In the case of Imus, Bell says simply, "You're talking about just bad judgment."
Imus tried to fire back at his critics by suggesting that rappers use such language and it's accepted, and it's a double standard to suggest that his using it is wrong.
Poor Don, you still don't get it. There are many of us who find it offensive, but what is accepted within a peer group is not always fine with another.
Women can say certain words to women. Gays can say particular words to gays. Blacks can say some choice words to one another. In fact, individuals who are friends of different ethnic groups may deem it just fine to use racial slurs among themselves--if they all agree to it--but if an Asian is speaking to someone Black who isn't a part of their concentric circle, then he might have some trouble on his hands. And vice versa.

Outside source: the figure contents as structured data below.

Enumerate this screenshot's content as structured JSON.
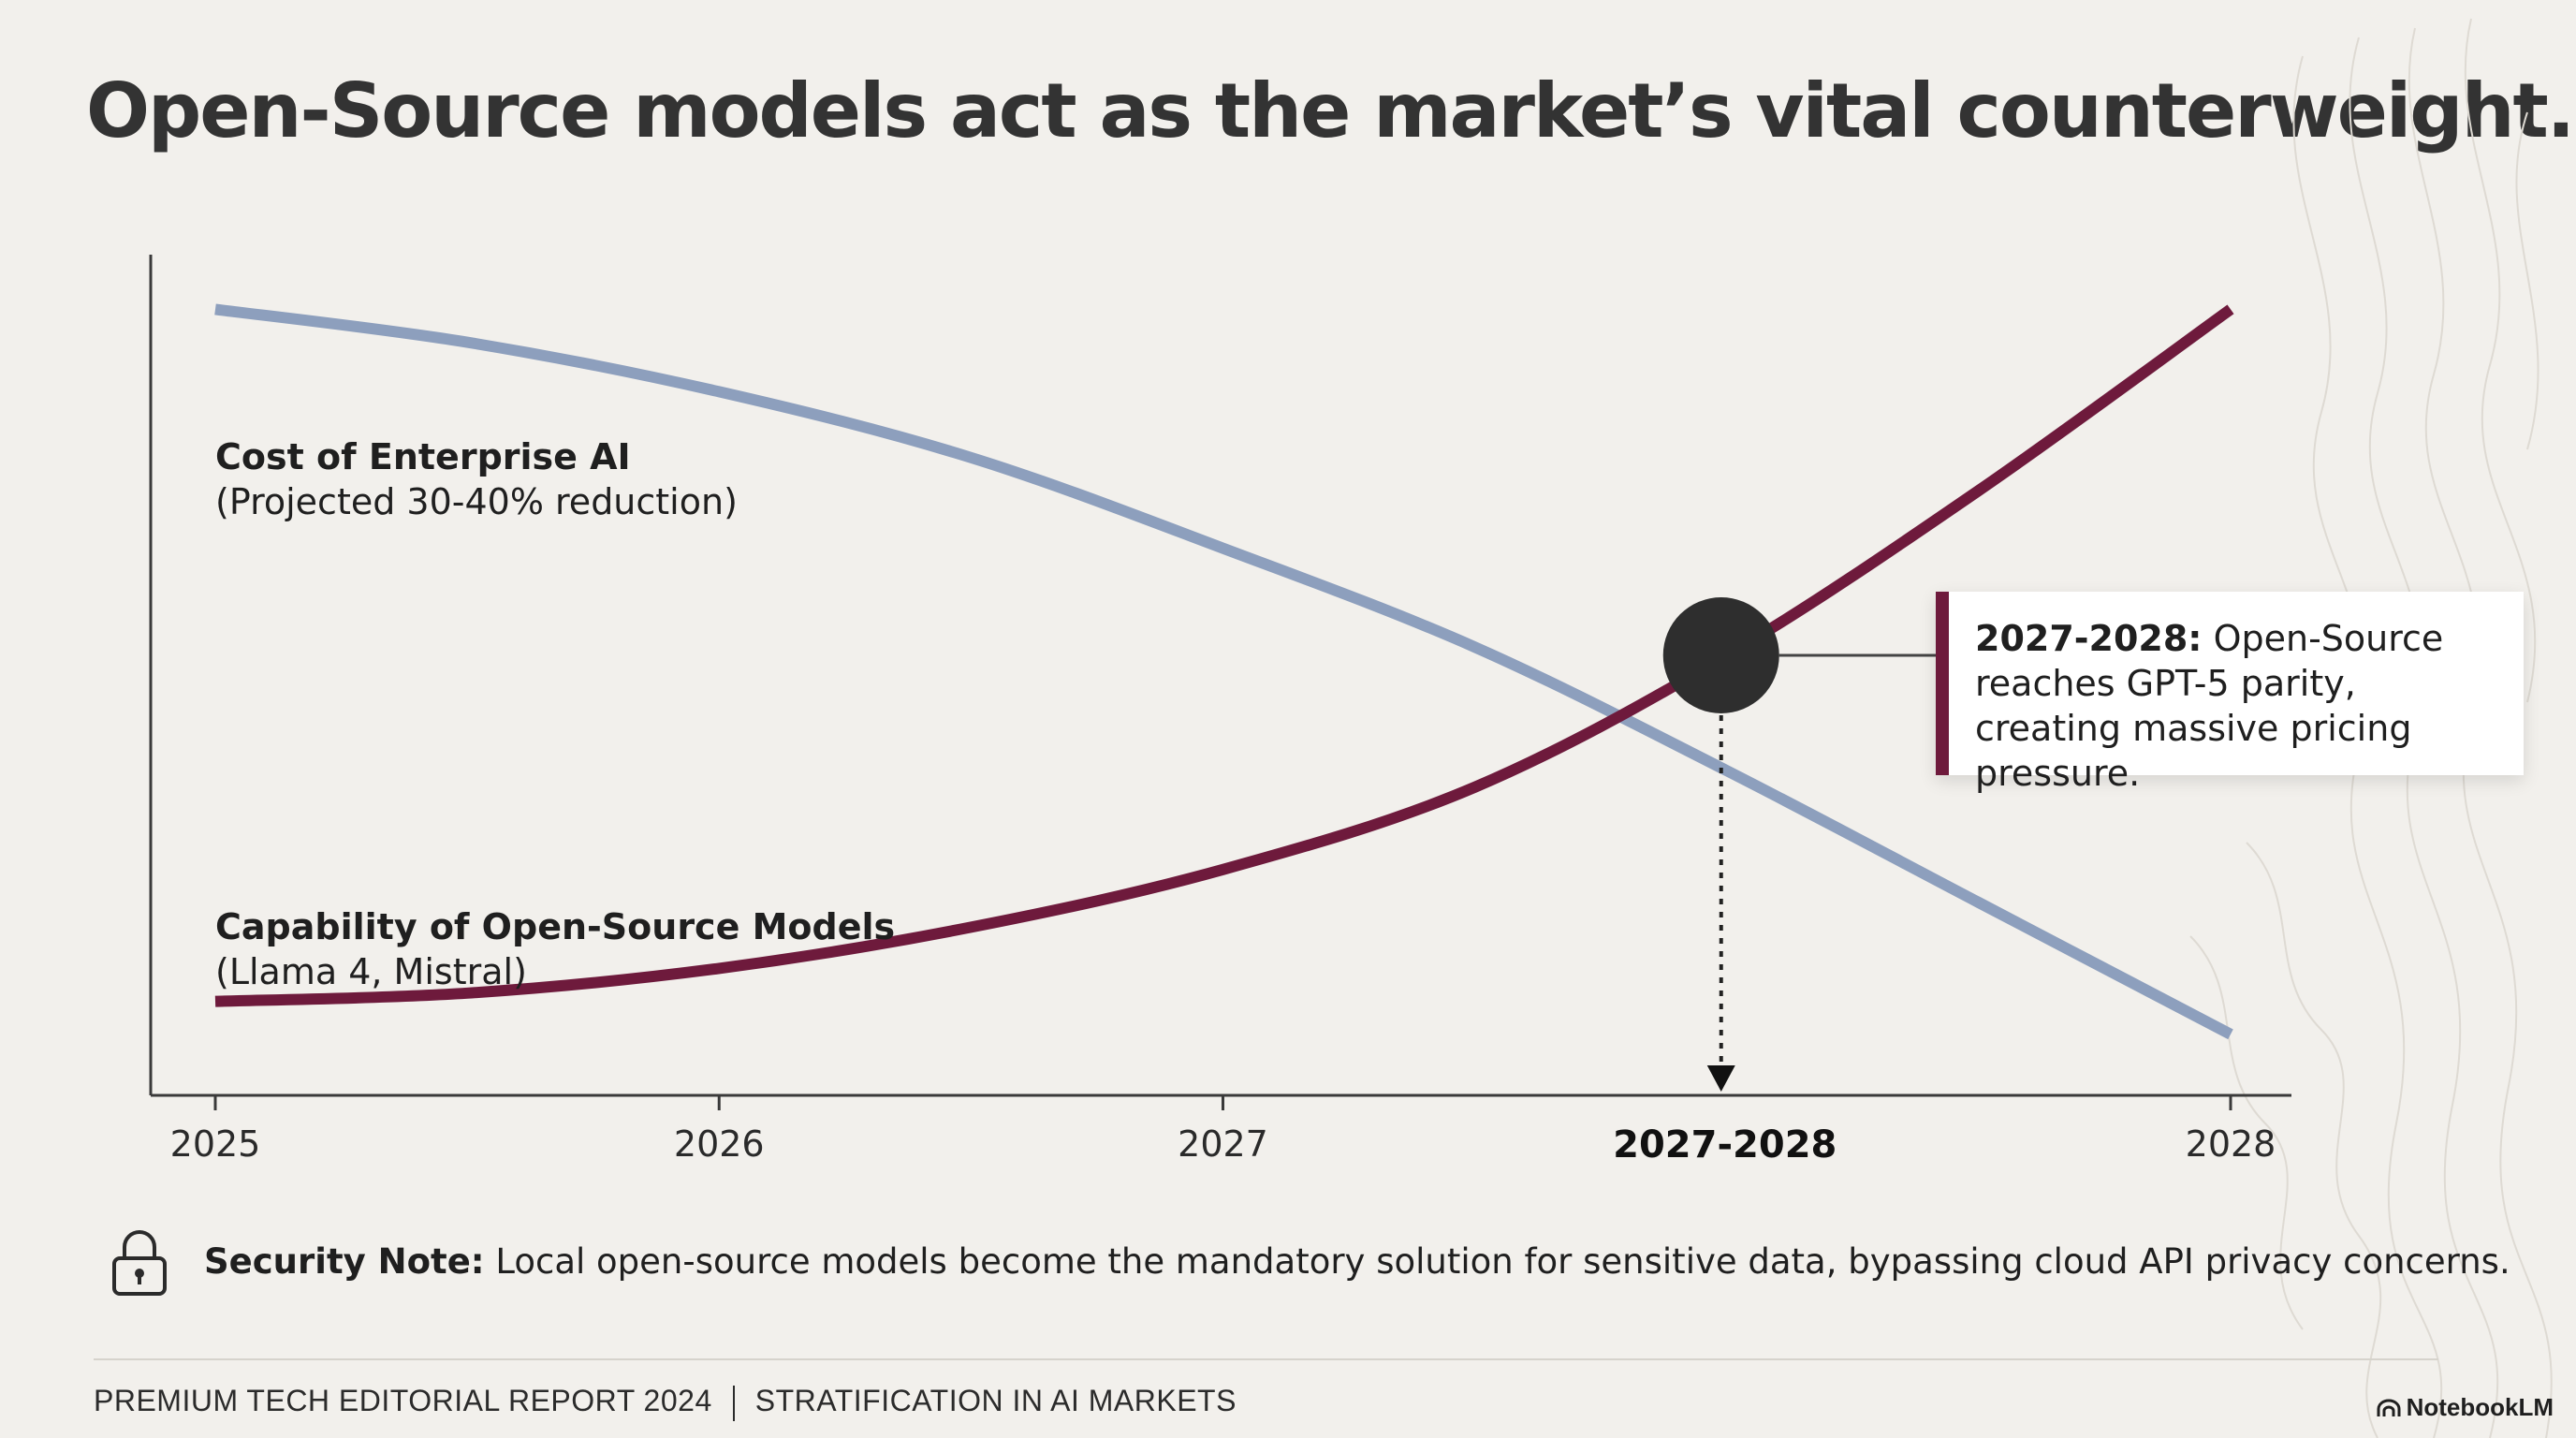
{
  "title": "Open-Source models act as the market’s vital counterweight.",
  "chart_data": {
    "type": "line",
    "title": "",
    "xlabel": "",
    "ylabel": "",
    "x_ticks": [
      "2025",
      "2026",
      "2027",
      "2027-2028",
      "2028"
    ],
    "x_tick_values": [
      2025,
      2026,
      2027,
      2028,
      2029
    ],
    "highlighted_tick": "2027-2028",
    "xlim": [
      2025,
      2029
    ],
    "ylim": [
      0,
      100
    ],
    "grid": false,
    "legend": "inline labels",
    "series": [
      {
        "name": "Cost of Enterprise AI",
        "note": "(Projected 30-40% reduction)",
        "color": "#8d9fbd",
        "x": [
          2025,
          2025.5,
          2026,
          2026.5,
          2027,
          2027.5,
          2028,
          2028.5,
          2029
        ],
        "y": [
          92,
          88,
          82,
          74,
          63,
          51,
          36,
          20,
          4
        ]
      },
      {
        "name": "Capability of Open-Source Models",
        "note": "(Llama 4, Mistral)",
        "color": "#6e1a3c",
        "x": [
          2025,
          2025.5,
          2026,
          2026.5,
          2027,
          2027.5,
          2028,
          2028.5,
          2029
        ],
        "y": [
          8,
          9,
          12,
          17,
          24,
          34,
          50,
          70,
          92
        ]
      }
    ],
    "annotation": {
      "x": 2028,
      "y": 50,
      "marker_color": "#2e2e2e",
      "head": "2027-2028:",
      "text": "Open-Source reaches GPT-5 parity, creating massive pricing pressure."
    }
  },
  "security_note": {
    "icon": "lock-icon",
    "lead": "Security Note:",
    "text": "Local open-source models become the mandatory solution for sensitive data, bypassing cloud API privacy concerns."
  },
  "footer": {
    "left": "PREMIUM TECH EDITORIAL REPORT 2024",
    "right": "STRATIFICATION IN AI MARKETS",
    "brand": "NotebookLM"
  }
}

But it goes deeper than that. As a member a fraternity, I can joke around and cap on a fellow fraternity brother. But if a member of another fraternity steps into the fray, all joking gets tossed aside. He's not a member and doesn't have the privilege of making such comments.
This also plays out on the big screen. How many military movies have you seen when a member of the Army insults someone in the Navy, Air Force or Marines, and a fight breaks out? A high school basketball point guard can ride his fellow teammates for their play, but when a guy on the other team spits a few negative words, call a timeout because it's about to get physical.
"There are different rules of behavior for different groups. What's appropriate changes by the setting. That is often lost," says author Cora Daniels, whose anger at the use of "ghetto" in the mainstream, especially by people like Martha Stewart and Paris Hilton, led her to write Ghettonation: A Journey into the Land of Bling and Home of the Shameless.
She says where Imus erred was in not realizing the setting he was in, and by his "trying to use bad behavior for bad behavior."
"That's the problem with our language now. When people are being very critical of young people's use or misuse, generally it's because I think people are worried that we don't know how to switch between content anymore. That becomes a problem," according to Daniels.
"When you stand on the corner with your boys [and say certain things], that isn't appropriate in all settings. You use it differently on the corner than what you say to your mom and on your job."
Daniels says the desire is to always be respectful--even in private--but she concedes what people say behind closed doors should differ from what is said publicly.
Journalist Jabari Asim refuses to accept the rationale offered by some that it's fine for Blacks to use the N-word among themselves but not for others to do so. He personally prefers that it is never used.
Yet Asim says individual groups must choose some level of consensus to allow others to use the words with impunity.
"With queer, some homosexuals say it's OK and some say it's not. That's between homosexuals," says Asim, a reporter for the Washington Post. "They can determine that. It's not for me to say it, so I'm not offending any of them ... the rules are different from that group and outsiders."
Even comedian Paul Mooney, who is known for his no-holds-barred use of the N-word (before the Michael Richards debacle), Whites, racism, and other subjects in his stand-up routine, admits that "there is a code" in comedy that some Can't cross.